If hard rock is to stoner as punk is to desecration, we can rest assured that here there's a surplus of healthy psychedelia that manifests immediately in delightful subtleties. It's fine that the opening releases exquisitely refined ummagummian craftsmanship, but for the remaining time, i.e., the 4" of the 7 available, I Am Free performs a capital sound that animates the beautiful and disturbing cover designed in the leaden clearness of calm chaos.
"Nightmares Are Reality", reads the album title, carved in Latin on the ruins of a burning building, well serving the second ignition, Dreaming, the ideal straining stretch: credit to the electric solo and feral rhythms that keep the heart and pathos alive, penetrating in waves into the center of the chest. The vibration shakes the body, and the senses sharpen, honed by the impending darkness.

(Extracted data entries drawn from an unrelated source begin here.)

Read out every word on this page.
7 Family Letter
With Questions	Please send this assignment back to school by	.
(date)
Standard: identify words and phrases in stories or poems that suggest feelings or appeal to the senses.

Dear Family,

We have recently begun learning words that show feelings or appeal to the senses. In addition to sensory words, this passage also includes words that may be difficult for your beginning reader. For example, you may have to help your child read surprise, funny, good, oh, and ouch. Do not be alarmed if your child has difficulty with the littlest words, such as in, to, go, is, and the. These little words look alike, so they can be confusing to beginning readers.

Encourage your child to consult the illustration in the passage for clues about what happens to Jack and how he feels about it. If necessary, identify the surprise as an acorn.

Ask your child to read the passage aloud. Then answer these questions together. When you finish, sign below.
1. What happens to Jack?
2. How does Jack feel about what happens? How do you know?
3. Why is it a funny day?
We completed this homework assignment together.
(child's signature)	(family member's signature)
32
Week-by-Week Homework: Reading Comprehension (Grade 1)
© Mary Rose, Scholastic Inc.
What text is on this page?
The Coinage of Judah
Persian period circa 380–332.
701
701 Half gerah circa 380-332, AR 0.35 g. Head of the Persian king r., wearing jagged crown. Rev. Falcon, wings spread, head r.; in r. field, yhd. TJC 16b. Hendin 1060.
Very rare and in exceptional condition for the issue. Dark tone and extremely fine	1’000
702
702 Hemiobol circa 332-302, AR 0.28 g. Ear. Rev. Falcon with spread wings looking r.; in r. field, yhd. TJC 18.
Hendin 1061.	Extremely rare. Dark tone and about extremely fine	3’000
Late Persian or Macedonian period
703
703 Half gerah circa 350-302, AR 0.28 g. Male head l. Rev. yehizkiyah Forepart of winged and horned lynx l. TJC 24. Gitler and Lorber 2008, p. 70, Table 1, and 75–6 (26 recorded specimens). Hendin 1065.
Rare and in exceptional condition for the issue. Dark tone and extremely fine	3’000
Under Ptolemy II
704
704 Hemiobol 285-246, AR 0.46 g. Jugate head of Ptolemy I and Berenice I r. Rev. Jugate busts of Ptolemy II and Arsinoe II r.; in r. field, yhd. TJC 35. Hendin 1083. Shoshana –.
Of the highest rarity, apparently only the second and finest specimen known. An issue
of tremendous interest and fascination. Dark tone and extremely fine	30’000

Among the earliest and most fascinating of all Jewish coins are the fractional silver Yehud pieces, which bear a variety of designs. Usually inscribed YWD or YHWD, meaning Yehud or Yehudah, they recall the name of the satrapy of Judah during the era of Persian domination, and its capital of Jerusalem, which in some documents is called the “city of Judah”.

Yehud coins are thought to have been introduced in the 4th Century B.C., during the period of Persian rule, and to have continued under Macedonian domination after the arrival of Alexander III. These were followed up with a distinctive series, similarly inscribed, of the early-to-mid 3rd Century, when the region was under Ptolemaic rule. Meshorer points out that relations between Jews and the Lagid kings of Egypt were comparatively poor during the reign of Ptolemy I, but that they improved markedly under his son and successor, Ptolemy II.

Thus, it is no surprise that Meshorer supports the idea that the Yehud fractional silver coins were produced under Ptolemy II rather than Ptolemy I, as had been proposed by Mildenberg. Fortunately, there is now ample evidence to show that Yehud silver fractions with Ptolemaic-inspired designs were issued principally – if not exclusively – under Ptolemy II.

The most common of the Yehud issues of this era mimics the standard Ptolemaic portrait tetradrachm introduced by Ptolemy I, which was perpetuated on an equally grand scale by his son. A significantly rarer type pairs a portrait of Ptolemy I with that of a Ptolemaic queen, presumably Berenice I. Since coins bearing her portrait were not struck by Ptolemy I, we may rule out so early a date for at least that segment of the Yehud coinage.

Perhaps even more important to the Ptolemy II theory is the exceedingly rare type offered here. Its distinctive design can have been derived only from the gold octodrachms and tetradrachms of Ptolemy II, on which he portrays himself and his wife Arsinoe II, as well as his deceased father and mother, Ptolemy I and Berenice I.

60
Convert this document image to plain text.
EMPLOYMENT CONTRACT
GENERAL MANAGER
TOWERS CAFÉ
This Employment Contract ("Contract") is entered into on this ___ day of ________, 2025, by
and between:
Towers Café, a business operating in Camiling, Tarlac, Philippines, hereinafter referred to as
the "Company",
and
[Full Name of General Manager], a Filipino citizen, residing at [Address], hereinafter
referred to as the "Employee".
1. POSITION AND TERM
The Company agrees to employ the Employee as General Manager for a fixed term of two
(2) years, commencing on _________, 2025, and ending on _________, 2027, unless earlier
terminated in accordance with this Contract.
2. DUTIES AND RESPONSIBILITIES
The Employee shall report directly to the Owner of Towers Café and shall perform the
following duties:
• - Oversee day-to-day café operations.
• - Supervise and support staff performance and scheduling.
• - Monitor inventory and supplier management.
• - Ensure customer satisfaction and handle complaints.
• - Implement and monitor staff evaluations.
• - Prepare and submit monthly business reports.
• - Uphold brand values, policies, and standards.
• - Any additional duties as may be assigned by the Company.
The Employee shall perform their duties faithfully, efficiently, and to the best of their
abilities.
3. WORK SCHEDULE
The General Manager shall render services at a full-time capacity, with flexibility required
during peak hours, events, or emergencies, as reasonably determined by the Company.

When PorR shadows the sky with mutant specters in grim purple, you're already a victim of the granite repetition of the mantra that snakes alien over the heads of a humanity in peril, initially lulled by the self-proclaimed climax and then, past the eighth minute, you feel the warm reverence entering your lymphatic circuit: now you enjoy like a god, discovering that this apocalyptic chaos shreds a world reduced to relying on the deceitful politicians of the moment (the wolves). Bleating sheep, at their mercy, gather at the feet of their yelling leader, trusting to be led to salvation on Noah's ark.
The dark threatening storms and tempests, caused by climate change, rage under the dominion of trepidation before the hurricane's arrival - and there you are with the Stone Machine Electric playing on stage inside a deconsecrated church where irresistible charms condense to absorb under the skin. Demons is the reaffirmation of what is happening, immersed in a schizoid and parallel 'the day before'.
The doom-key blues vocal, intoned by William “Dub” Irvin, makes the red blood cells stand on end. In fact, everything turns red, as if we were in a dark room destined for the development of stinging snapshots. Thrown into this scenario at white heat, the black shadows give a critical perspective to the surroundings (dimension of the immaterial) and a luciferian and icy beer is served in that church from which heavenly fumes of forbidden spices rise from the censers...
Through the narrow unglazed gothic lancet windows, due to the flashing of lightning and thunder, one observes the hyperventilated weeping willows by the pre-hurricane blowers.
This very state of malevolent lightness, appearing in full conscience as a pure doom jazz style blessing, spreads the messianic by marrying the black roots of the earth; and if in your soul you perceive Aashaa Monetoo, there’s no more fear to feel, for now, you are nailed to the cross of delight that guides you on the tip of a guitar, grinding the thoughts and visions drunk with Dionysian strength in charge of governing the hierarchies of imagination. You fly over unhealthy swamps exposed to the light of the waxing full moon, gently wavering, skimming the water, lying on the flying carpet of the extra-sabbatical dream.
But this album is seriously a scandalous refutation that emerges in the oppositions of hyper-mental climate and environment, nourished by telluric ambivalence, deeply alternative in non-masochistic belonging, yet liberating from the false bleating paradigms (see the sad gathering of the flock). In conclusion, its mysterious power resides in the enchantment of a mental torment willing to surround us with post-reality, expressed by a liquefied maxim, during the dark night at the foot of the Himalayas, by the Great Spirit.
He succinctly states that it is better to live in an ugly reality being true than to live in a beautiful reality fabricated by polyvinyl makeup. And the masterful fade, injected into the ears by the final Slightly Burned, confirms the sinking into a parallel universe, having a salvific and opposite sign to the defeat, fortunate enough, well supplied with orgasmic hard'n'soul, for which the anthemic phrase is valid: for that matter, hot hell nights tend to put people in a bad moon rising.
The SME are a Texan duo from Fort Worth, composed of: Dub (Guitar/Vocals) and Kitchens (Drums/Vocals/Keyboard/Theremin), while the album dates back to May 2016.